Le passage de L’Espérance, navire qui les ravitaille au printemps et à la fin de l’été en échange du maigre résultat de leur pêche, devient leur seule ouverture sur un monde qu’ils ne comprennent pas et dont ils ignorent tout. Tandis que les saisons, puis les années passent, rythmées par une nature impitoyable et splendide, la relation étroite qui les unit se trouble, mise à l’épreuve par des forces dont la source, cette fois, se trouve en eux.

 

ENTREVUE

D’OÙ VOUS EST VENUE L’IDÉE DE DÉPART POUR LES INNOCENTS ?

J’ai été inspiré pour écrire cette histoire par la découverte tout à fait fortuite d’un court rapport figurant dans les archives provinciales. Il s’agissait du compte-rendu, un simple paragraphe, rédigé par un homme d’Église qui lors d’une visite sur la côte nord de Terre-Neuve était tombé sur deux jeunes gens, un frère et une sœur, qui vivaient là. C’était à l’époque où la plupart des villages isolés étaient trop petits pour posséder leur propre église, et les membres du clergé se déplaçaient pour l’exercice du ministère. La jeune fille était de toute évidence enceinte et le pasteur a supposé, avec raison j’en suis sûr, que c’était l’œuvre de son frère. J’ai tout de suite entrevu un roman dans ce récit, mais je ne voulais pas être celui qui l’écrirait. Le sujet était si complexe et difficile à traiter que je ne pensais pas en être capable. J’ai tenté pendant des années d’oublier ces deux enfants, mais ils ne m’ont jamais vraiment quittés.

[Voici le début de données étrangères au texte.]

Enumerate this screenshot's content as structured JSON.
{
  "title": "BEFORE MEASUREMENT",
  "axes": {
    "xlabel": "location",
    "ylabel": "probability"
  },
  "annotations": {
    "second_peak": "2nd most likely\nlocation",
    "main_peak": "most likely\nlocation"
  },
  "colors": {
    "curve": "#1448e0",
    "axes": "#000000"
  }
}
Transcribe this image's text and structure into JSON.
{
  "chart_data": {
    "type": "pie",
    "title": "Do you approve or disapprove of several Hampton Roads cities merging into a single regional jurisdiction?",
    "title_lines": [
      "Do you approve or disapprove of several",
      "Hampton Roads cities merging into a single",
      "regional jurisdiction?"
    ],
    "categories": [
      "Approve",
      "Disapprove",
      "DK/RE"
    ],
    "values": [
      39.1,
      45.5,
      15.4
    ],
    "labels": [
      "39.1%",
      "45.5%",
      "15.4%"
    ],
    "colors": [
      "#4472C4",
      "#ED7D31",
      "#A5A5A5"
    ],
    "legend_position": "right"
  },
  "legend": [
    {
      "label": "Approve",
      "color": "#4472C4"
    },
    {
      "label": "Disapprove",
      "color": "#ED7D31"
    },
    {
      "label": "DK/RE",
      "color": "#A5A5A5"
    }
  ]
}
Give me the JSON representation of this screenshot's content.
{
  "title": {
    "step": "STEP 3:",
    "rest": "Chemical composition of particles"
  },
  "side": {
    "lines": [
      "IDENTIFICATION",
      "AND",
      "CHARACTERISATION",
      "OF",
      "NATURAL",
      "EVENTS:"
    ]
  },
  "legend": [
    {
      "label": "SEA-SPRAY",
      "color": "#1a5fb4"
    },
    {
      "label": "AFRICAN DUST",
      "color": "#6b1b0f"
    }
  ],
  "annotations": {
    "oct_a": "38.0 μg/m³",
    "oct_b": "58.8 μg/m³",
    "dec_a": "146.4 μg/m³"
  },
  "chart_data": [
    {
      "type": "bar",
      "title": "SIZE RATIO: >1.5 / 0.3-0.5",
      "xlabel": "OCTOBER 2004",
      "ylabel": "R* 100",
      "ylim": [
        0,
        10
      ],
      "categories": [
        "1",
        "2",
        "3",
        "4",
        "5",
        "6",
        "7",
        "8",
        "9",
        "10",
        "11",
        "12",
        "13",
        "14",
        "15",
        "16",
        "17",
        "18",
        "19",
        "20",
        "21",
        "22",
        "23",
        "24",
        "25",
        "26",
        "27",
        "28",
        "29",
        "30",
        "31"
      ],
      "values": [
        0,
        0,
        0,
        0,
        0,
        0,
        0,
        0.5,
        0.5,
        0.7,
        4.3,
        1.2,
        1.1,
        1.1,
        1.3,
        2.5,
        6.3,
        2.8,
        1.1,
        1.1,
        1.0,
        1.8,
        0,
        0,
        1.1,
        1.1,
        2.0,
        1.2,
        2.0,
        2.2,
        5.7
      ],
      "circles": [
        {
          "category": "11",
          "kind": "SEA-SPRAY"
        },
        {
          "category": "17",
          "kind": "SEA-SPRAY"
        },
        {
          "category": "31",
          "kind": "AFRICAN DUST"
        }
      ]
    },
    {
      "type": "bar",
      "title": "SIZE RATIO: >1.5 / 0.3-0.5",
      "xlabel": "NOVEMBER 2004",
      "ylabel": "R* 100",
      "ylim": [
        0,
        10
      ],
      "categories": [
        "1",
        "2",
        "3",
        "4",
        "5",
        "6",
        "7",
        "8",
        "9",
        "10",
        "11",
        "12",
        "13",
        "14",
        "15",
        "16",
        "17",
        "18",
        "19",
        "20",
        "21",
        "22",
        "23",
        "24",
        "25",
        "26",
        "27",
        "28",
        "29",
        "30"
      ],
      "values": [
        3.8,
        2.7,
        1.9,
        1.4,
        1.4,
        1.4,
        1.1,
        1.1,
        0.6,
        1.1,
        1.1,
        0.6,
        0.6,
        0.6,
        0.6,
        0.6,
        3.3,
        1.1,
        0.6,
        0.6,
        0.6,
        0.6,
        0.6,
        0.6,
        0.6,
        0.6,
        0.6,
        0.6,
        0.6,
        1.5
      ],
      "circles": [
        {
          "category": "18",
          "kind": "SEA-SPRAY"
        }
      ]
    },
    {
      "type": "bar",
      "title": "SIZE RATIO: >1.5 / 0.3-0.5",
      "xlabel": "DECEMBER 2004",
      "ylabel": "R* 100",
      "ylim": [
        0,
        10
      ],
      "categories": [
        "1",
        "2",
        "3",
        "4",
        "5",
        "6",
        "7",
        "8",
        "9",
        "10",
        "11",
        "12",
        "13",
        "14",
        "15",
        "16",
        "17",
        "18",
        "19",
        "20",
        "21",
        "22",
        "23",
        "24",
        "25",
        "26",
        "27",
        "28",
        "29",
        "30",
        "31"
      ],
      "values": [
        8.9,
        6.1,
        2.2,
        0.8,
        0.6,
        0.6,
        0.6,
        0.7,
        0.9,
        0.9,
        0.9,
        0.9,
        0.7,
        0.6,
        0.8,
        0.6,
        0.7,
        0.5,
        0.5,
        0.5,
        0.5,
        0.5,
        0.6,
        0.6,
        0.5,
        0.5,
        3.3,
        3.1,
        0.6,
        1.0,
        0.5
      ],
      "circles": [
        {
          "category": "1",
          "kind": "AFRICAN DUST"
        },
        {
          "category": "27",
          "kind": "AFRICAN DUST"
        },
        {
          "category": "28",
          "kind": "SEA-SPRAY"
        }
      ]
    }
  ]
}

La solitude des deux orphelins dans Les innocents rappelle celle du personnage de Moses Sweetland dans votre précédent roman; l’aspect impitoyable de la nature et des éléments joue un rôle fondamental dans ce livre. Est-ce quelque chose qui à la fois vous hante et nourrit votre inspiration en tant qu’écrivain et aussi en tant que Terre-Neuvien ?

Je crois qu’il est impossible de grandir à Terre-Neuve sans acquérir une certaine sensibilité au pouvoir terrifiant et stupéfiant des éléments. Et en s’intéressant un peu à l’histoire de l’établissement des Européens sur l’île, il devient évident que ces gens étaient entièrement à la merci de forces qui dépassaient leur capacité à les contrôler, particulièrement sur l’océan. En tant qu’écrivain, voilà quelque chose qui m’a toujours fasciné. Faire de cette vulnérabilité inhérente à l’être humain un sujet d’écriture comporte une sorte de force brute. Avec le temps, je crois que cette expérience terre-neuvienne du monde s’est traduite en une espèce de métaphore de mon regard sur l’expérience humaine en général. En dépit de cette illusion de contrôle que la société moderne essaie de nous inculquer, nous sommes tous à la merci de forces extérieures.

Photo : Chris Miner.

Photo : Chris Miner.

Quel a été votre processus d’écriture pour Les innocents, et cela a-t-il été pour vous une expérience différente des précédentes ?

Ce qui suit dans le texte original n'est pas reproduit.